Os fundamentos do trabalho e as ações empreendidas pela ROOF são:
- Necessidade de uma abordagem a vários níveis para expandir o modelo "Housing First"
As cidades desempenham um papel central, mas as principais oportunidades em termos de habitação - tanto públicas como privadas - precisam de ser apoiadas por políticas regionais, nacionais e mesmo pela UE e por oportunidades de financiamento. Ter uma estratégia nacional de apoio ao 'Housing First' revelou-se fundamental para o êxito dos projetos nos países onde se aplicou de forma generalizada.
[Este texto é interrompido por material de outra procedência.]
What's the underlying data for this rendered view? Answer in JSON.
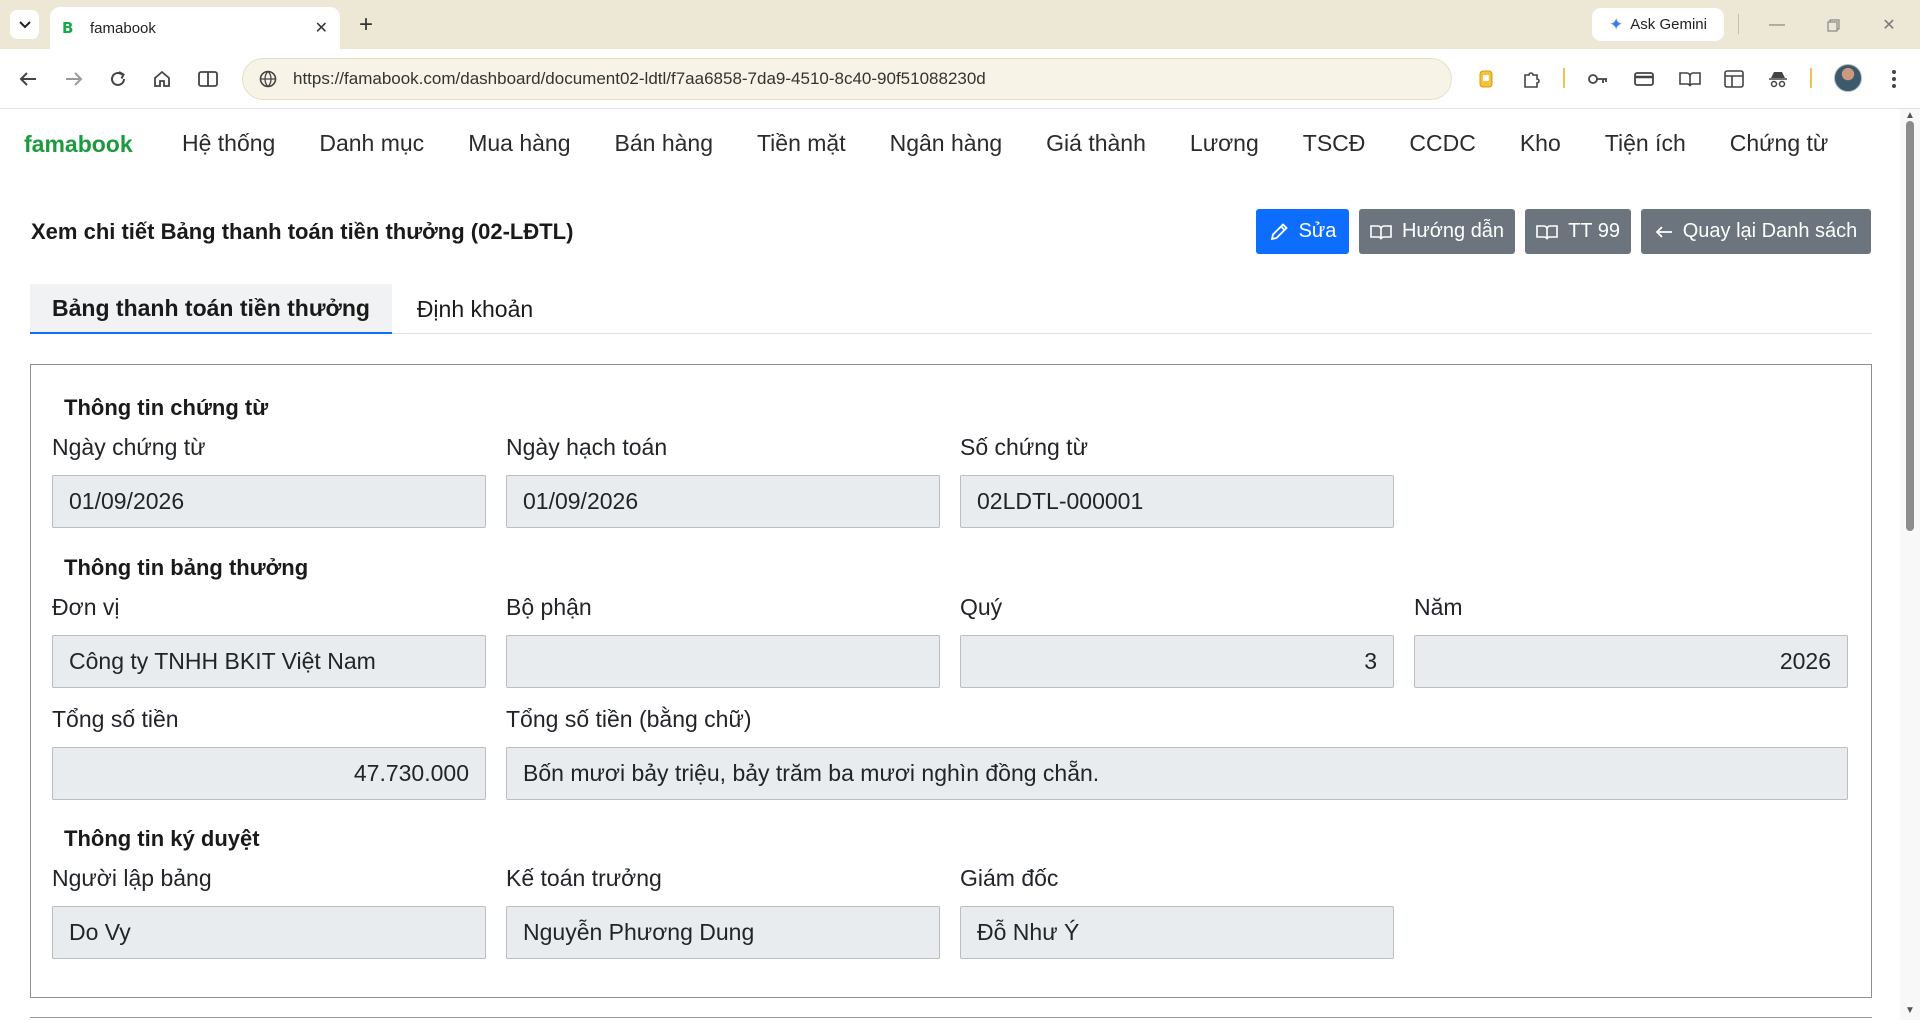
{
  "browser": {
    "tab_title": "famabook",
    "favicon_letter": "B",
    "url": "https://famabook.com/dashboard/document02-ldtl/f7aa6858-7da9-4510-8c40-90f51088230d",
    "gemini_label": "Ask Gemini"
  },
  "app": {
    "brand": "famabook",
    "menu": [
      "Hệ thống",
      "Danh mục",
      "Mua hàng",
      "Bán hàng",
      "Tiền mặt",
      "Ngân hàng",
      "Giá thành",
      "Lương",
      "TSCĐ",
      "CCDC",
      "Kho",
      "Tiện ích",
      "Chứng từ"
    ]
  },
  "header": {
    "title": "Xem chi tiết Bảng thanh toán tiền thưởng (02-LĐTL)",
    "edit_label": "Sửa",
    "guide_label": "Hướng dẫn",
    "tt99_label": "TT 99",
    "back_label": "Quay lại Danh sách"
  },
  "tabs": {
    "main": "Bảng thanh toán tiền thưởng",
    "accounting": "Định khoản"
  },
  "doc_info": {
    "title": "Thông tin chứng từ",
    "doc_date_label": "Ngày chứng từ",
    "doc_date": "01/09/2026",
    "post_date_label": "Ngày hạch toán",
    "post_date": "01/09/2026",
    "doc_no_label": "Số chứng từ",
    "doc_no": "02LDTL-000001"
  },
  "bonus_info": {
    "title": "Thông tin bảng thưởng",
    "unit_label": "Đơn vị",
    "unit": "Công ty TNHH BKIT Việt Nam",
    "dept_label": "Bộ phận",
    "dept": "",
    "quarter_label": "Quý",
    "quarter": "3",
    "year_label": "Năm",
    "year": "2026",
    "total_label": "Tổng số tiền",
    "total": "47.730.000",
    "total_words_label": "Tổng số tiền (bằng chữ)",
    "total_words": "Bốn mươi bảy triệu, bảy trăm ba mươi nghìn đồng chẵn."
  },
  "approval": {
    "title": "Thông tin ký duyệt",
    "preparer_label": "Người lập bảng",
    "preparer": "Do Vy",
    "chief_accountant_label": "Kế toán trưởng",
    "chief_accountant": "Nguyễn Phương Dung",
    "director_label": "Giám đốc",
    "director": "Đỗ Như Ý"
  }
}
Sensibilizar os eurodeputados e construir parcerias e coligações de partes interessadas urbanas são objetivos-chave dos parceiros da ROOF.
- Identificar as partes interessadas certas, especialmente no sector da habitação
A criação de parcerias e uma melhor colaboração entre os serviços (habitação, ação social, emergência, apoio profissional, etc.) depende do contexto e das oportunidades locais, dos pontos fortes dos parceiros e do acesso privilegiado aos serviços em questão. O URBACT fornece às cidades um método e ferramentas - tais como a cocriação e as abordagens participativas - para a criação de soluções globais, com o apoio político adequado.
- Números: quantificar as pessoas sem-abrigo e conhecer o público-alvo do programa
Há necessidade de desenvolver o 'Housing First' a diferentes níveis para identificar primeiro qual é o problema e conhecê-lo melhor, e depois mostrar que as soluções 'Housing First' funcionam de facto melhor do que as emergências sociais, que precisam de se concentrar nas suas próprias tarefas e público-alvo. A contagem, ou censo, é um primeiro passo para evidenciar a questão como uma componente-chave da estratégia habitacional para as cidades. Para tal, as cidades parceiras na rede ROOF têm trabalhado muito em torno da metodologia ethos light, desenvolvida pela FEANTSA - a Federação Europeia de Organizações Nacionais que trabalham com as pessoas sem-abrigo.
- Ação a nível local, nacional e europeu: implementar o direito à habitação
A força do URBACT advém de ter cidades de diferentes países, em diferentes partes da Europa, todas apoiando o mesmo modelo e promovendo a necessidade de um maior financiamento destas soluções. "Não havia muito enquadramento político em torno do 'Housing First', é isso que estamos a tentar fazer com a rede ROOF, de modo a colocá-lo na agenda política... para garantir que todos os níveis trabalhem com as pessoas sem-abrigo, de uma forma que beneficie as cidades", diz Patricia Vanderbauwhede.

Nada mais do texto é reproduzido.